Le jour de sa mort, Michael était «hystérique», d'après le docteur. Il aurait alors supplié Murray de lui injecter du Propofol, afin de trouver le sommeil. Mais ce dernier aurait refusé. Du coup, c'est Michael lui-même qui se serait injecté une dose du puissant sédatif. Il aurait encore pris d'autres drogues, selon lui. «Cette nuit-là, je lui ai donné du Valium et du Lorazepam pour qu’il puisse dormir, mais rien ne marchait. Il me suppliait de l’aider à dormir. Ce n’était pas normal qu’il n’y arrive pas alors que je lui avais donné ces médicaments.»
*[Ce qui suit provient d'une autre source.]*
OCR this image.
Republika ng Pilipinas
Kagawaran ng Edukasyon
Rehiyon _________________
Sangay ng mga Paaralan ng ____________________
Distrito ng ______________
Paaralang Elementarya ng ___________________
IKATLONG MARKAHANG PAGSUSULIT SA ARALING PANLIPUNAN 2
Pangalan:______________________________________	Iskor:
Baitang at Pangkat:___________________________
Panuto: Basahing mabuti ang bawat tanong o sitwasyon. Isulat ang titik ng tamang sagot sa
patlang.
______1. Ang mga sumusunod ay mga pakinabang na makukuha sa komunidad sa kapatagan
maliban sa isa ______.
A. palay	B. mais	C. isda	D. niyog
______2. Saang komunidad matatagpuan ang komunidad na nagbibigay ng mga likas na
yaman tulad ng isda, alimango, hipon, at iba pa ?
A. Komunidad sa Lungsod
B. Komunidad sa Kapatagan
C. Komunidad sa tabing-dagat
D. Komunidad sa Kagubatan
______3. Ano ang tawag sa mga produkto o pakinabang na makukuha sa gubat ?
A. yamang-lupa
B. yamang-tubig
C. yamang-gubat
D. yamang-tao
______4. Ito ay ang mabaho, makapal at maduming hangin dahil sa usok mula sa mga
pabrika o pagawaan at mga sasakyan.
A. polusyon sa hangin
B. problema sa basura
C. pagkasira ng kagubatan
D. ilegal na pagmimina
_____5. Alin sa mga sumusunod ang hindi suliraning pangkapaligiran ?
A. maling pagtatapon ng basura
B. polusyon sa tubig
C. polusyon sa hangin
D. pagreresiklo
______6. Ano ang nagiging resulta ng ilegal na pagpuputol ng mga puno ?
Pour prouver ses dires, Conrad ajoute encore: «Dans la chambre d’à côté, les policiers ont découvert après sa mort un flacon de Lorazepam, vide. Et l’autopsie a révélé qu’il avait au moins une tablette dans son estomac. Je ne lui ai pas donné tout ça. Il a pris des cachets en plus, et il s’est fait ses propres injections!»

«C'était mon ami»

Le lendemain, Bambi était retrouvé inanimé sur son lit. «Je n’ai pas paniqué. J’ai commencé un massage cardiaque», raconte le médecin. En vain. Lors de son procès, les experts ont trouvé étrange qu’un médecin pratique un tel geste sur le lit de Jackson plutôt que sur le sol. Mais, «le lit était dur et Michael était mince», se justifie Murray. A l’hôpital, lorsqu’il a dû annoncer ce drame aux trois enfants de la star, ils ont tous fondu en larmes. «Paris criait: «Je ne veux pas être orpheline, je ne veux pas être orpheline!»
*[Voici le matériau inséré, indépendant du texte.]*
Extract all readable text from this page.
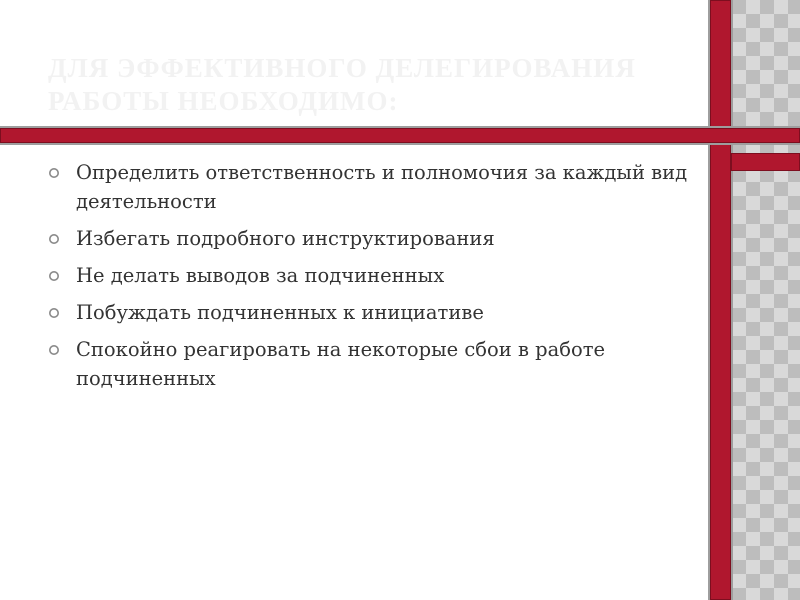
ДЛЯ ЭФФЕКТИВНОГО ДЕЛЕГИРОВАНИЯ
РАБОТЫ НЕОБХОДИМО:
Определить ответственность и полномочия за каждый вид деятельности
Избегать подробного инструктирования
Не делать выводов за подчиненных
Побуждать подчиненных к инициативе
Спокойно реагировать на некоторые сбои в работе подчиненных
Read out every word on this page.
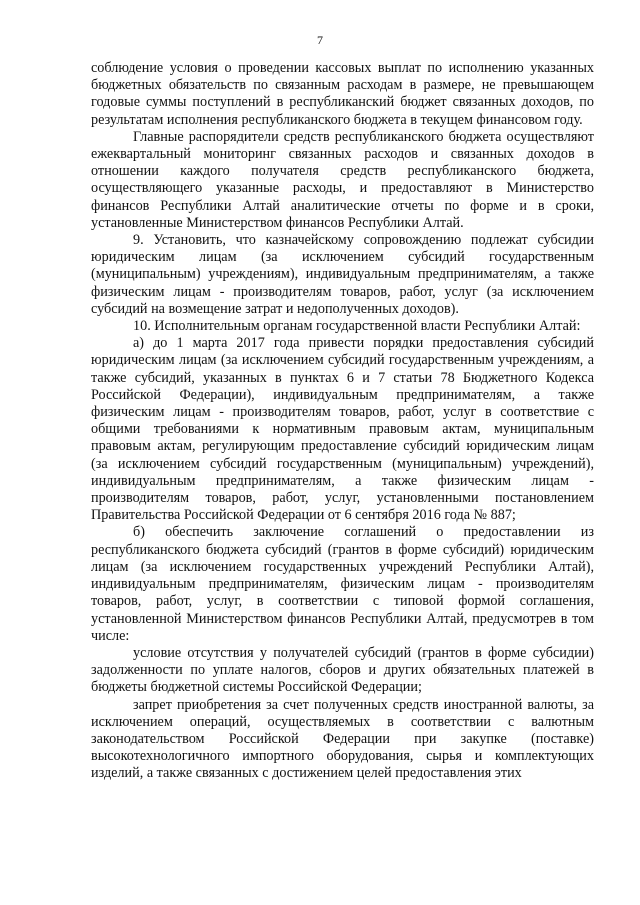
7

соблюдение условия о проведении кассовых выплат по исполнению указанных бюджетных обязательств по связанным расходам в размере, не превышающем годовые суммы поступлений в республиканский бюджет связанных доходов, по результатам исполнения республиканского бюджета в текущем финансовом году.

Главные распорядители средств республиканского бюджета осуществляют ежеквартальный мониторинг связанных расходов и связанных доходов в отношении каждого получателя средств республиканского бюджета, осуществляющего указанные расходы, и предоставляют в Министерство финансов Республики Алтай аналитические отчеты по форме и в сроки, установленные Министерством финансов Республики Алтай.

9. Установить, что казначейскому сопровождению подлежат субсидии юридическим лицам (за исключением субсидий государственным (муниципальным) учреждениям), индивидуальным предпринимателям, а также физическим лицам - производителям товаров, работ, услуг (за исключением субсидий на возмещение затрат и недополученных доходов).

10. Исполнительным органам государственной власти Республики Алтай:

а) до 1 марта 2017 года привести порядки предоставления субсидий юридическим лицам (за исключением субсидий государственным учреждениям, а также субсидий, указанных в пунктах 6 и 7 статьи 78 Бюджетного Кодекса Российской Федерации), индивидуальным предпринимателям, а также физическим лицам - производителям товаров, работ, услуг в соответствие с общими требованиями к нормативным правовым актам, муниципальным правовым актам, регулирующим предоставление субсидий юридическим лицам (за исключением субсидий государственным (муниципальным) учреждений), индивидуальным предпринимателям, а также физическим лицам - производителям товаров, работ, услуг, установленными постановлением Правительства Российской Федерации от 6 сентября 2016 года № 887;

б) обеспечить заключение соглашений о предоставлении из республиканского бюджета субсидий (грантов в форме субсидий) юридическим лицам (за исключением государственных учреждений Республики Алтай), индивидуальным предпринимателям, физическим лицам - производителям товаров, работ, услуг, в соответствии с типовой формой соглашения, установленной Министерством финансов Республики Алтай, предусмотрев в том числе:

условие отсутствия у получателей субсидий (грантов в форме субсидии) задолженности по уплате налогов, сборов и других обязательных платежей в бюджеты бюджетной системы Российской Федерации;

запрет приобретения за счет полученных средств иностранной валюты, за исключением операций, осуществляемых в соответствии с валютным законодательством Российской Федерации при закупке (поставке) высокотехнологичного импортного оборудования, сырья и комплектующих изделий, а также связанных с достижением целей предоставления этих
Conrad affirme que Michael lui manque tous les jours. «C’était horrible, il n’avait que 50 ans. Il était si jeune, et c’était mon ami», dit-il, jurant encore être innocent dans toute cette affaire. «Je n’ai pas tué Michael Jackson. Il était accro aux médicaments. Michael Jackson a accidentellement tué Michael Jackson.»